Le festival Lumière, avec la pulpe

Entretien avec Christian Carion : l’éclairage d’un pilier du Festival Lumière

Au cours de cette cinquième édition du festival, « l’effet Tarantino » est certain. S’il y a plus de public cette année, il y a aussi de plus en plus de stars qui se joignent à cette fête du cinéma. On les croise régulièrement lors des présentations de séance mais également lors du village de nuit. Mais certains n’ont pas attendu cette année pour y trainer leurs guêtres. Christian Carion est de ceux là.
Très accessible, le réalisateur de Joyeux Noël et de L’affaire Farewell notamment, nous a accordé quelques minutes d’entretien.

copyright Institut Lumière - Loïc Benoit

Christian Carion présente Bienvenue Mister Chance de Hal Hashby, aux côtés de Pascal Elbé (copyright Institut Lumière – Loïc Benoit)

 

Pulp My Festival : Vous êtes un des piliers du festival, vous êtes venu à quasiment toutes les éditions n’est ce pas ?
Christian Carion : Quatre sur cinq oui, j’ai loupé la première avec Clint Eastwood malheureusement ! J’étais en train de tourner à ce moment là.

Outre le fait que vous soyez lyonnais, qu’est ce qui vous plait tant dans ce festival où vous revenez chaque année ?
D’abord, c’est vrai que je joue à domicile (rires). Mais j’adore ce festival car il n’y a pas de compétition. C’est une fête. La fête DES cinémas. On peut voir de tout ici et ça c’est très plaisant. Par exemple je présente Django Unchained de Tarantino et on peut aussi admirer Les fraises sauvages de Bergman, deux genres totalement différents.

Trouvez-vous cette édition particulière par rapport aux autres? Du fait de la présence de Tarantino par exemple ?
Il y a un effet Tarantino indéniable, c’est clair. Mais au delà de ça, je crois surtout que le festival est en train de capitaliser sur les éditions précédentes. Maintenant, j’ai des potes qui bloquent des vacances au moment du festival. Il y a une grosse effervescence.

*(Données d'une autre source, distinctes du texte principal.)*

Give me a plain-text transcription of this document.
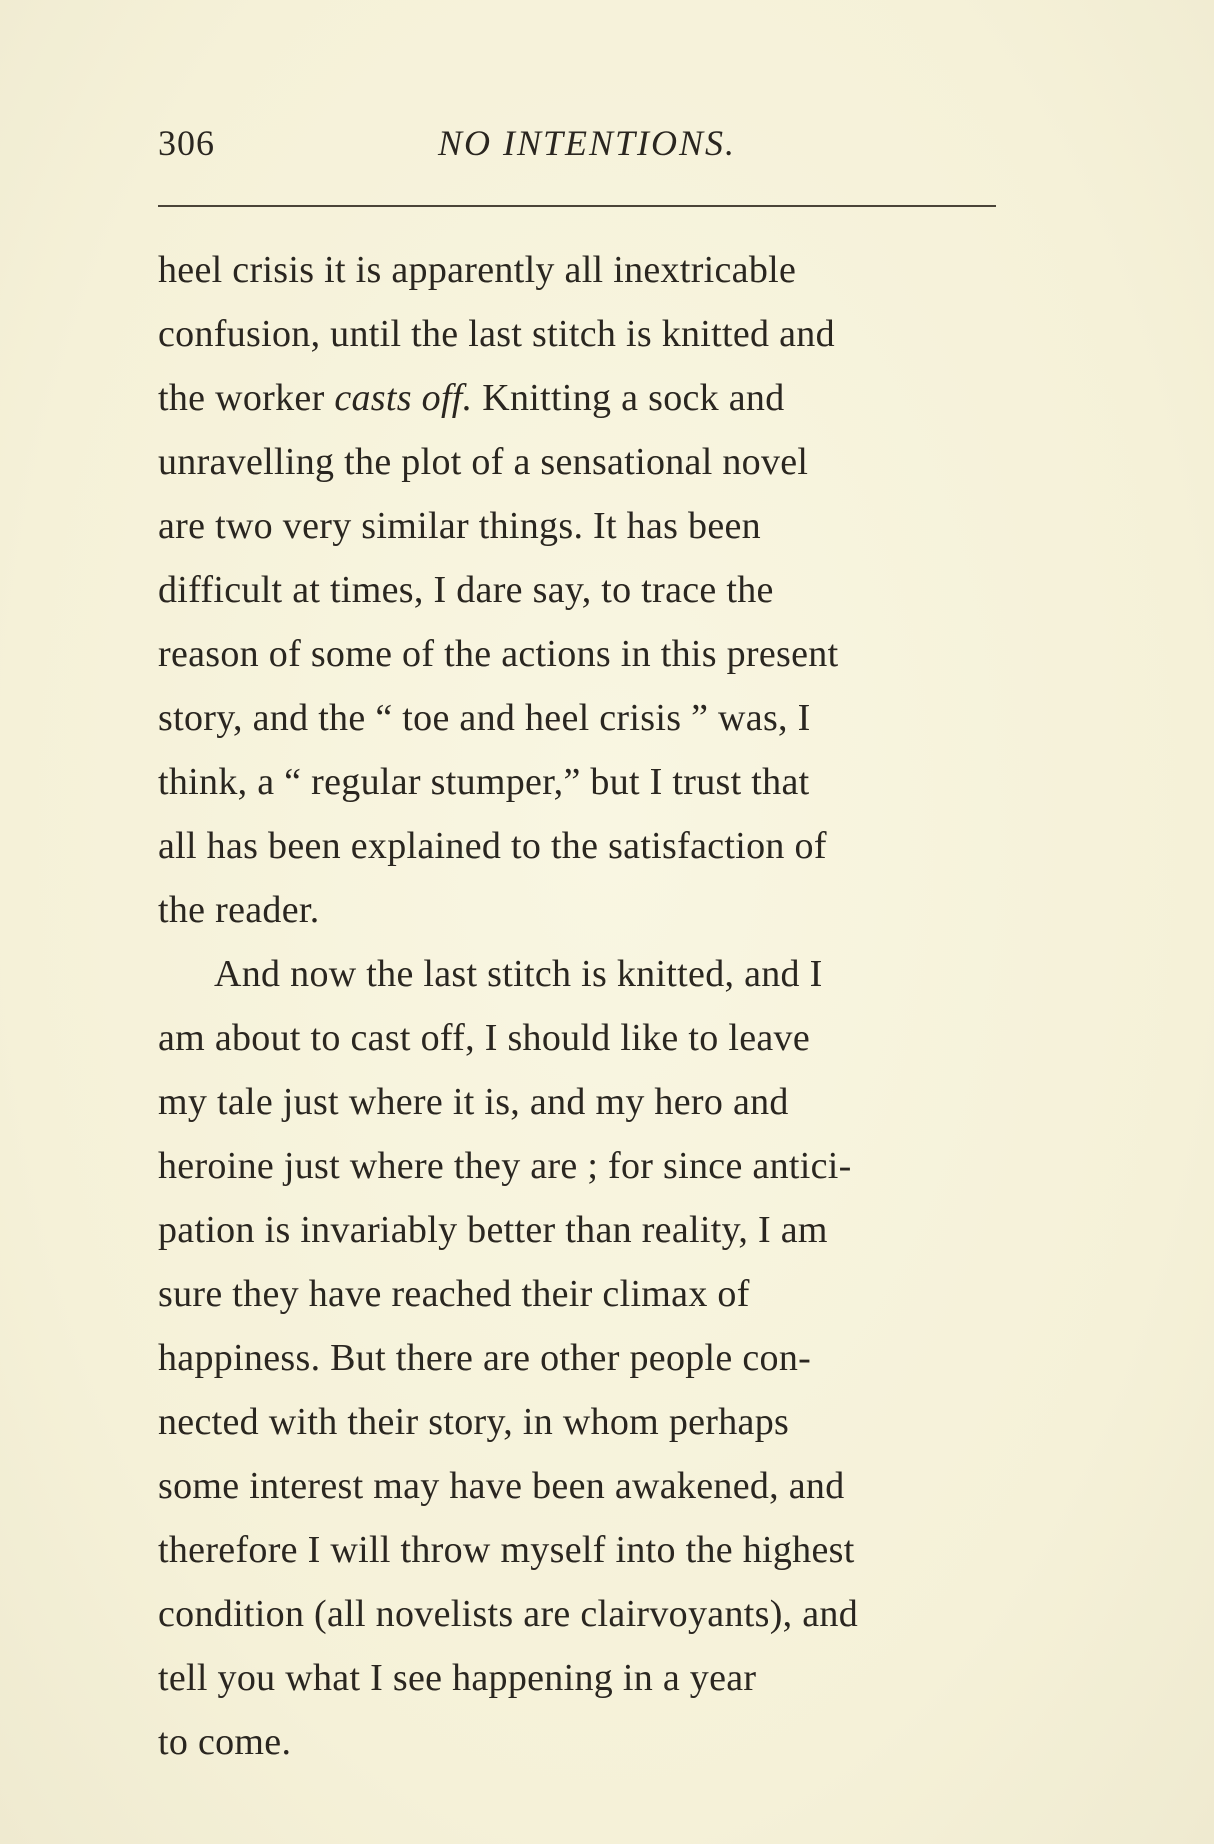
306	NO INTENTIONS.
heel crisis it is apparently all inextricable
confusion, until the last stitch is knitted and
the worker casts off. Knitting a sock and
unravelling the plot of a sensational novel
are two very similar things. It has been
difficult at times, I dare say, to trace the
reason of some of the actions in this present
story, and the “ toe and heel crisis ” was, I
think, a “ regular stumper,” but I trust that
all has been explained to the satisfaction of
the reader.
And now the last stitch is knitted, and I
am about to cast off, I should like to leave
my tale just where it is, and my hero and
heroine just where they are ; for since antici-
pation is invariably better than reality, I am
sure they have reached their climax of
happiness. But there are other people con-
nected with their story, in whom perhaps
some interest may have been awakened, and
therefore I will throw myself into the highest
condition (all novelists are clairvoyants), and
tell you what I see happening in a year
to come.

Pour parler de choses plus anecdotiques, mais qui donnent aussi cet esprit si particulier à ce festival, j’ai entendu parler d’une équipe de foot de réalisateurs qui jouerait contre l’OL chaque année. C’est une légende ou ça existe vraiment ?
Oui oui, c’est vrai. C’est Thierry Frémaux qui organise ça. J’y ai participé l’an dernier et je me suis fait un claquage au bout de 5 minutes (rires) donc cette année je vais éviter !
Mais il y a d’autres choses dans le genre. Thierry organise pour la deuxième année un mâchon. A la base c’est une tradition gastronomique lyonnaise. C’est cet énorme repas que mangeaient les canuts à 8h du matin après avoir travaillé depuis 5h. Vous avez de la cochonnaille, du beaujolais. On va en faire un demain matin du coup, sauf que nous on aura pas travaillés comme des bêtes avant…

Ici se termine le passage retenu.